Trigger Warning: Offensive Language
Defining “American Music” has become a topic harder and harder to grasp for me. It’s like trying to summarize terms like “classical music”, “pop music”, any music… Where do you start?!? How do you end!? Who?! What?! When?!! etc. Though this topic seems quite hard to pinpoint, George Gershwin took a seemingly confident swing at it.
“And what is the voice of the American soul? It is jazz developed out of rag-time…”
This initial claim caught my attention. Surely he had an explanation- “a method behind his madness.” And sure enough he did. He goes on by clarifying…

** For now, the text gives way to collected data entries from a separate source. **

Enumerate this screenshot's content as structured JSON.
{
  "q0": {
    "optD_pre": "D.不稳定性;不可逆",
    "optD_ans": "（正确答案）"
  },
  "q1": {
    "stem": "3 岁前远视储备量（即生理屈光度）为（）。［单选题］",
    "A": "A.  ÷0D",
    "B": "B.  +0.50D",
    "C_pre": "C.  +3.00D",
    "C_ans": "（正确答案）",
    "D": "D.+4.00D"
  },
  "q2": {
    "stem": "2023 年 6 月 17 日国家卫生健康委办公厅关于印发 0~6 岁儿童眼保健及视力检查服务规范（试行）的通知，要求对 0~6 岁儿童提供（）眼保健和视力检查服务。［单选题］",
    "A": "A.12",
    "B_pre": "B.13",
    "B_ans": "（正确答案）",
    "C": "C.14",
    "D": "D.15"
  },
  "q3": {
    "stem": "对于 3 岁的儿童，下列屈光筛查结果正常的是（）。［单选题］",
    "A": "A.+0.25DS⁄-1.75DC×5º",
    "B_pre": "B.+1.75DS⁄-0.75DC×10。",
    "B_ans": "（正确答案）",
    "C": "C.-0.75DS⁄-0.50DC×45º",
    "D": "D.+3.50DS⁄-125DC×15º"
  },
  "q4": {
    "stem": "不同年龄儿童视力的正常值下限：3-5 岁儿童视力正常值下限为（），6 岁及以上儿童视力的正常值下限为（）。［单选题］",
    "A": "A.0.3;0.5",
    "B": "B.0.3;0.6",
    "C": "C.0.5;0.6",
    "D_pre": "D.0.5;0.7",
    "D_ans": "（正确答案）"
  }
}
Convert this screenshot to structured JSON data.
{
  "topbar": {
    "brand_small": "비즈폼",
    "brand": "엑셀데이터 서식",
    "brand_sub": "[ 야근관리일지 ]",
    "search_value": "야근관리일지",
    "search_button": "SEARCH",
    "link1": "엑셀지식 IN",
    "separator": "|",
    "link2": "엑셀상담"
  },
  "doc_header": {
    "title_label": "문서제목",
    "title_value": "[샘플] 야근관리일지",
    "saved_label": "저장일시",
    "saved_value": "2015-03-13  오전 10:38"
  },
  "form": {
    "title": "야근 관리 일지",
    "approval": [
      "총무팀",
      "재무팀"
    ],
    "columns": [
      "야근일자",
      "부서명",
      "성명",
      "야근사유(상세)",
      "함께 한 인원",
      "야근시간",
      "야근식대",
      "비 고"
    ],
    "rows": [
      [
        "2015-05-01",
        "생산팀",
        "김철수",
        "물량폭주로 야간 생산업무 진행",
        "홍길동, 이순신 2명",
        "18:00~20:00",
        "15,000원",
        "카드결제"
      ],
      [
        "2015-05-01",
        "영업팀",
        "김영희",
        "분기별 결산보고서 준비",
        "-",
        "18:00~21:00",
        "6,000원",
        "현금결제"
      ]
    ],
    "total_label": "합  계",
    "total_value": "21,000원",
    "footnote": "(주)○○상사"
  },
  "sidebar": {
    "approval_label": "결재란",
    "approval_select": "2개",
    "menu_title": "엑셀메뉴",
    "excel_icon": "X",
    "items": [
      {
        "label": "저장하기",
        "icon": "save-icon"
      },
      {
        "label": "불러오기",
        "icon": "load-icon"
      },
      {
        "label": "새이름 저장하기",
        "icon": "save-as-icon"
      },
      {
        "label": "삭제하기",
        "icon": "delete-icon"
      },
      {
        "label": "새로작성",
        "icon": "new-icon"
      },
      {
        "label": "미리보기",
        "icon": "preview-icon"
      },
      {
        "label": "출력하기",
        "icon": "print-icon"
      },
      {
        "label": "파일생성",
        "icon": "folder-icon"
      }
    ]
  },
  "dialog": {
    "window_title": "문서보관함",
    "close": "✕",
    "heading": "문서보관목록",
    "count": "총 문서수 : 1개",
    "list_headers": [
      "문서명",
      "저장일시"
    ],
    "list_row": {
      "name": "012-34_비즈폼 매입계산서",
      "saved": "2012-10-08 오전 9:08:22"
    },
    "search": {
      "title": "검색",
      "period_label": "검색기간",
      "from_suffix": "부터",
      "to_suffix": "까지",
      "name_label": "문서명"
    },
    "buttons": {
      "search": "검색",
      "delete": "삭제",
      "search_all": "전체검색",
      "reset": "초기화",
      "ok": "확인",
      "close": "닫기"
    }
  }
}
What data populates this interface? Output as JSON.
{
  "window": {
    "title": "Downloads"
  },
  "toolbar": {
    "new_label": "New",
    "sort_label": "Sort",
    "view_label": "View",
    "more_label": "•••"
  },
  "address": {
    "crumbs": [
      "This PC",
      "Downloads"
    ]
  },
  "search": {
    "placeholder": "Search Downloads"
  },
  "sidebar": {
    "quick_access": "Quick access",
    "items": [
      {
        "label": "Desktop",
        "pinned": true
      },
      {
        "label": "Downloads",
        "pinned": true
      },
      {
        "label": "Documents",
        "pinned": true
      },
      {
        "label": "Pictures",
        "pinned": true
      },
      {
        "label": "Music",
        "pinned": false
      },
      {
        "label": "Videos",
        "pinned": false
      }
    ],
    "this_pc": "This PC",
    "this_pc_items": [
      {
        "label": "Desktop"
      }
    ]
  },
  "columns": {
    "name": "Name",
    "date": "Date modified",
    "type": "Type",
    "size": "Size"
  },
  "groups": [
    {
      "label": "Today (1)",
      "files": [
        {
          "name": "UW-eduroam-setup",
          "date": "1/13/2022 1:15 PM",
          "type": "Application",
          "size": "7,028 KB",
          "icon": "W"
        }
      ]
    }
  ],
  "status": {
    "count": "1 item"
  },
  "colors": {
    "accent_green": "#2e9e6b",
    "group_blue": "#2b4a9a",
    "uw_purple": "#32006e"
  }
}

“Does the American spirit voice itself in “coon songs”? I note the sneer. Oh, I hear the highbrow derision. I answer that it includes them. But it is more. I do not assert that the American soul is negroid. But it is a combination that includes the wail, the whine and the exultant note of the old mammy songs of the South. It is black and white. It is all colors and all souls unified in the great melting-pot of the world. Its dominant note is vibrant syncopation.”
There it is! From “coon songs” (i.e. minstrel songs) to being “all the colors” a part of the “great melting-pot”, the generalizations are not seldom in this handful of sentences. Gershwin was the son of Russian Jewish immigrants, and I would think that some of these immensely generalized statements came from his experience being raised by them. This fact could be seen in his next statement saying that if he was a first-generation American, his view of American life would be
” nervous, hurried, syncopated, ever accelerando, and slightly vulgar.”
Though I have no extravagant, bold claims or conclusions about Gershwin’s perspective and statements pertaining to American music and the responsibility he put on himself as an “interpreter of American life in music”, questions still fill my mind. Why did Gershwin feel the need to make these claims? What was pushing him to do so? How did his experience growing up with immigrant parents possibly affect this viewpoint? Despite his generalizations, is Gershwin on to something or is that not even something we should try to consider?
The questions don’t seem to end on this one, but nonetheless, there are many things to consider and contemplate about the big question: “What is American music?”.
Sources:
Tick, Judith., and Paul E. Beaudoin. Music in the USA a Documentary Companion Oxford; Oxford University Press, 2008.
(original primary source was nowhere to be found- but direct quotes are in Tick’s book!)